A quale giocatore si è ispirato? "Aguero. Sia per caratteristiche fisiche che per modo di stare in campo. Poi Di Natale, Rooney, Tevez".

C’è qualcosa che non le piace, nel grande circo del calcio moderno? "Gli aspetti mediatici, che possono portare a una instabilità in ragazzi come noi. Nel calcio si raggiunge tutto molto velocemente e se non si ha la fortuna di avere attorno persone che ti fanno rimanere collegato con la realtà, ti aiutano a non dimenticare da dove vieni, il rischio di perdersi è molto alto. Passi dal non essere riconosciuto ad avere fama e stare sui media, improvvisamente hai tanti soldi da spendere: se non gestito, tutto questo può portare dei ragazzi in situazioni di difficoltà".

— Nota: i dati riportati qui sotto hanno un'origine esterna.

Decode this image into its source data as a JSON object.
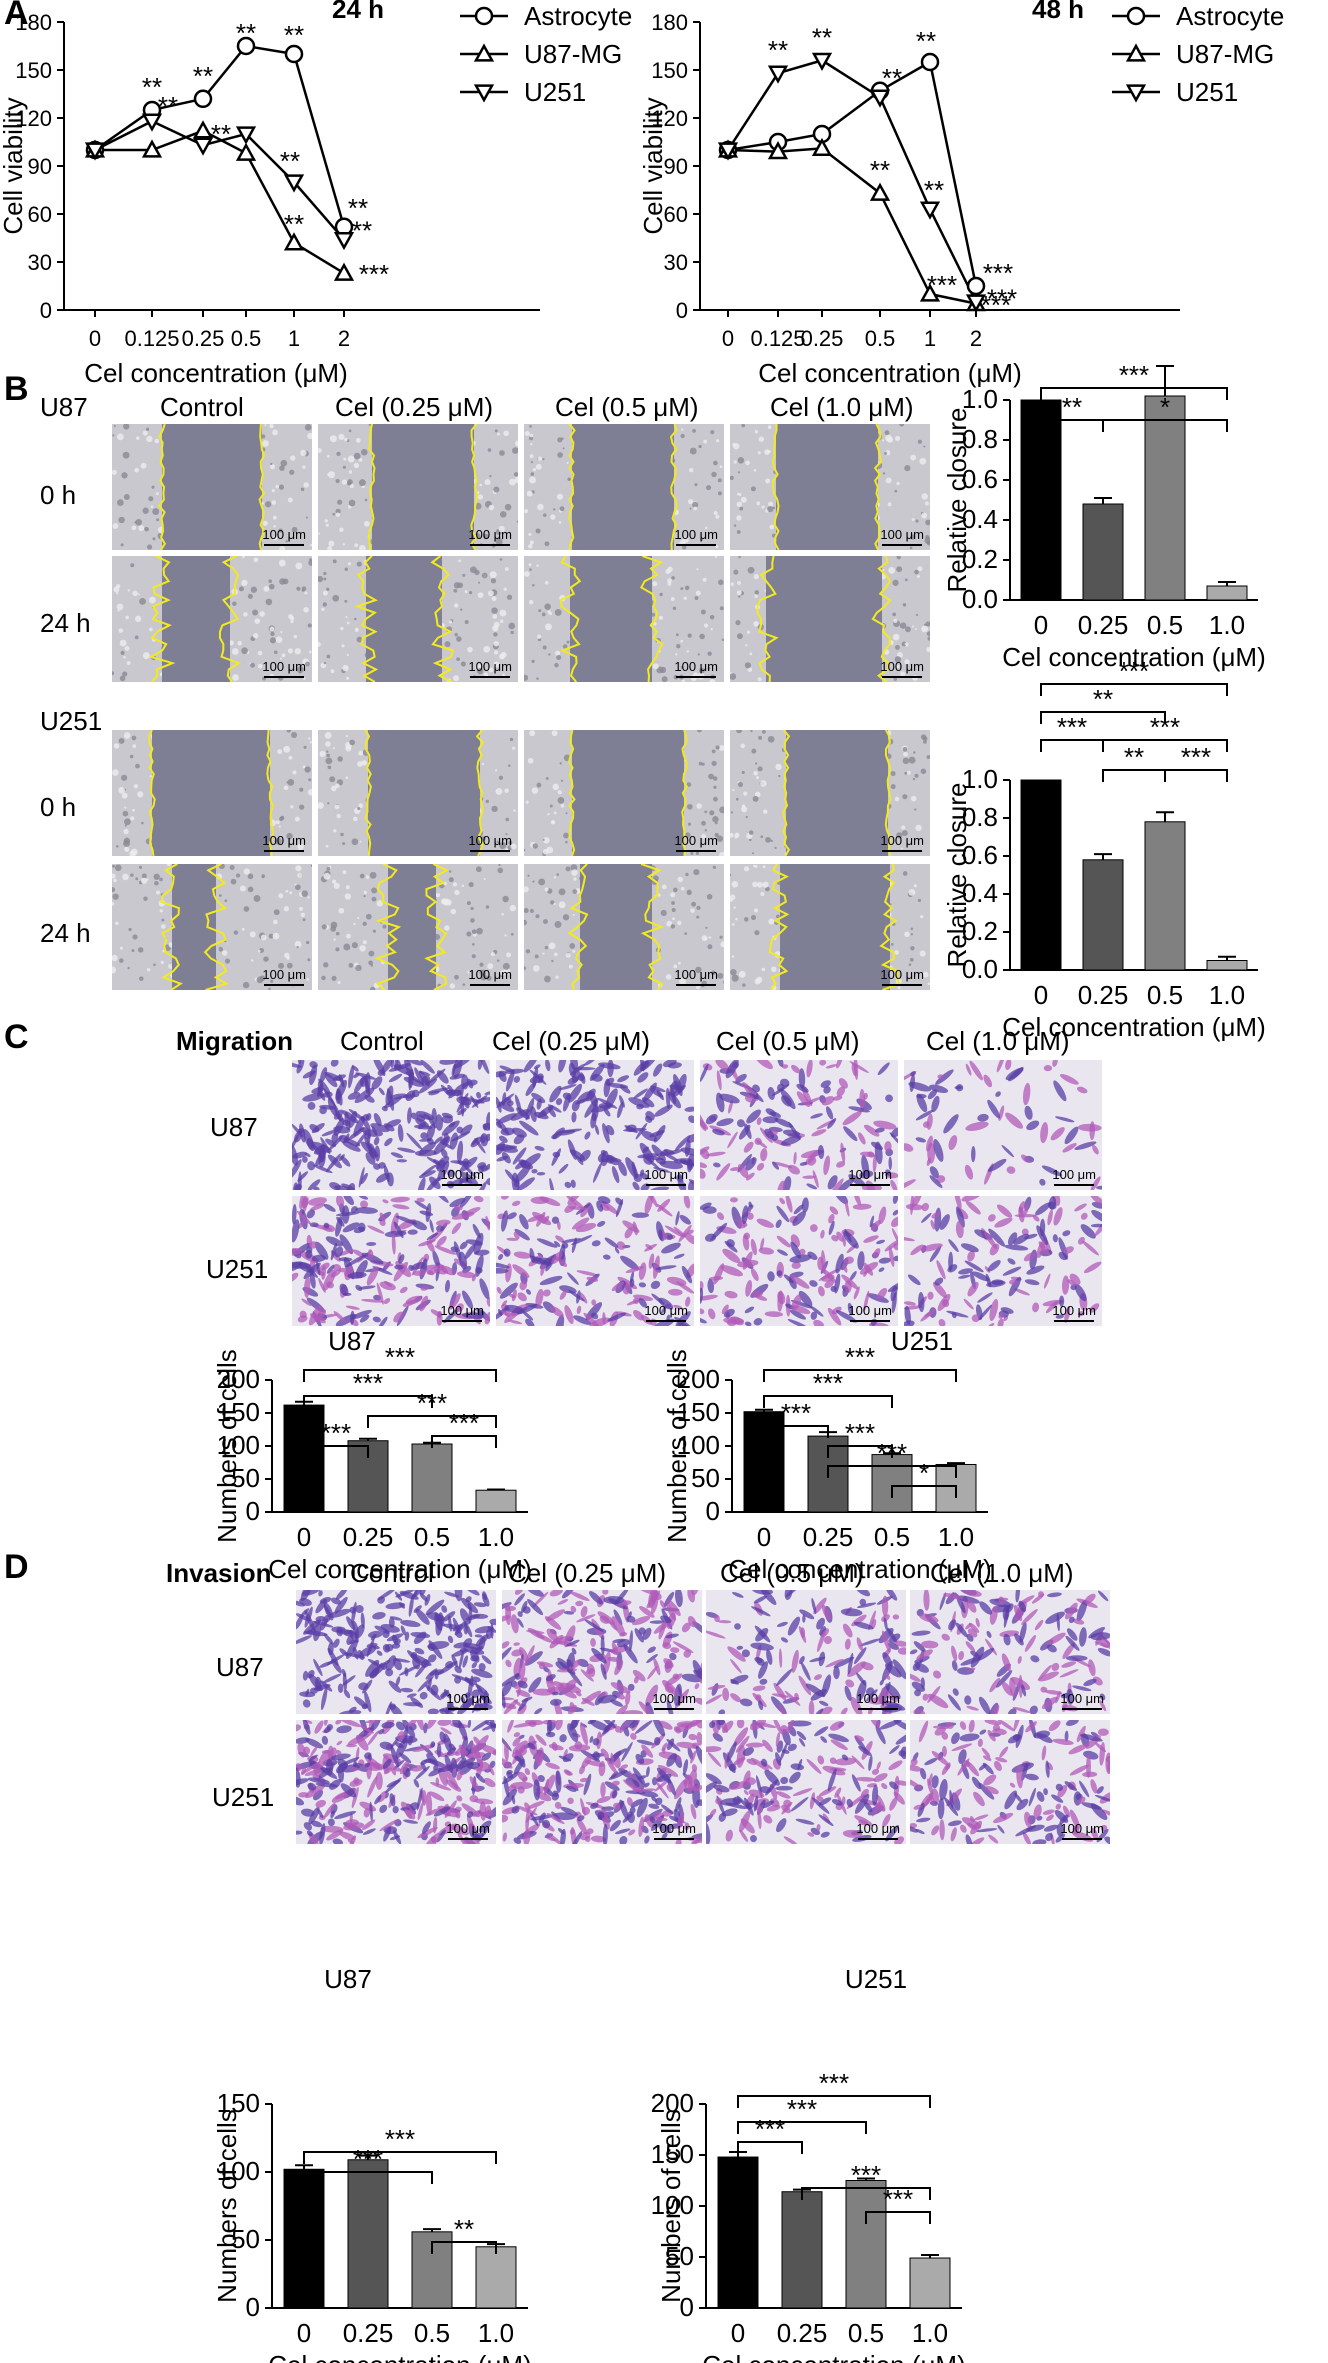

Il talento si educa, si raffina? "Sì, si educa. Certo, ci deve essere una base, un’ispirazione. Ma io appartengo alla corrente filosofica, nel calcio, di chi pensa che il talento sia poco, se non è accompagnato dalla durezza del lavoro. La più grande fortuna di chi ha talento è di averne coscienza e, per questo, ha la disponibilità a lavorarci su, a disciplinarlo proprio per farlo emergere. Se hai un dono, devi sfruttarlo. Devi coltivarlo ogni giorno, magari pensando alla fatica di chi quel talento non ce l’ha".